L’EDS dénonce le GCAP et exige la libération des prisonniers politiques : un appel à la réconciliation urgente

Critique Franche de Dionkeye Hubert à l’Encontre du GCAP

Dionkeye Hubert, président du parti Ensemble pour la démocratie et la souveraineté (EDS), a fermement critiqué le Groupe de concertation des acteurs politiques (GCAP), lors d’une conférence de presse qui s’est tenue le 25 avril à N’Djaména.

Une Critique Virulente

Le président de l’EDS s’est attaqué à la légitimité et à la vision politique du GCAP, soulignant son statut controversé depuis que la Cour suprême l’a jugé illégal le 24 avril. Dionkeye Hubert dénonce l’absence de propositions concrètes et accuse le GCAP de privilégier une rhétorique redondante et des actions agitées sans réel impact sur les défis auxquels fait face la population.

Un Engagement en Question

Dionkeye Hubert s’interroge sur l’engagement démocratique du GCAP, soulignant leur manque d’initiatives politiques, notamment avec le médiateur de la République, concernant l’arrestation des opposants politiques. Il critique également l’absence de prises de position fortes sur la justice et l’équité, qualifiant le silence du GCAP de suspect et remettant en question son ancrage populaire.

Un Appel au Dialogue Inclusif

En réponse à ces critiques, l’EDS exhorte la population à ne pas participer à la marche prévue le 2 mai. Dionkeye Hubert appelle à des discussions inclusives avec les partis politiques et réitère la nécessité de libérer les « prisonniers politiques » détenus depuis un an.
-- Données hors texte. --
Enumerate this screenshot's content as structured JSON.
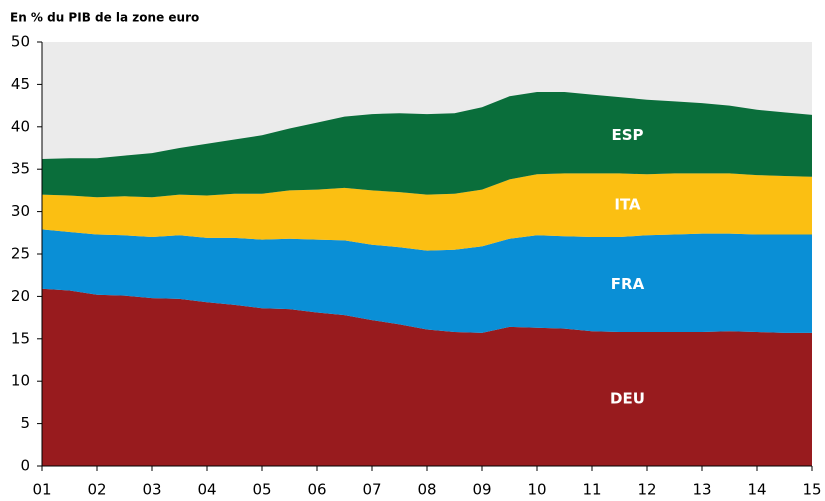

Selon lui, leur détention continue nuit au climat politique du pays.

Arrestations Déclenchées

Cette déclaration intervient dans un contexte de tensions accrues, marquées par l’arrestation de plusieurs dirigeants du GCAP le jour même, dont le Pr Avocksouma Djona Atchénémou, Max Kemkoye, et Bidi Valentin. Aucune communication officielle n’a encore été émise par le gouvernement ou les autorités judiciaires concernant ces arrestations.

En conclusion, Dionkeye Hubert s’affiche comme un fervent défenseur du dialogue et de la paix sociale, tout en critiquant sévèrement le manque de direction politique et d’ancrage populaire du GCAP.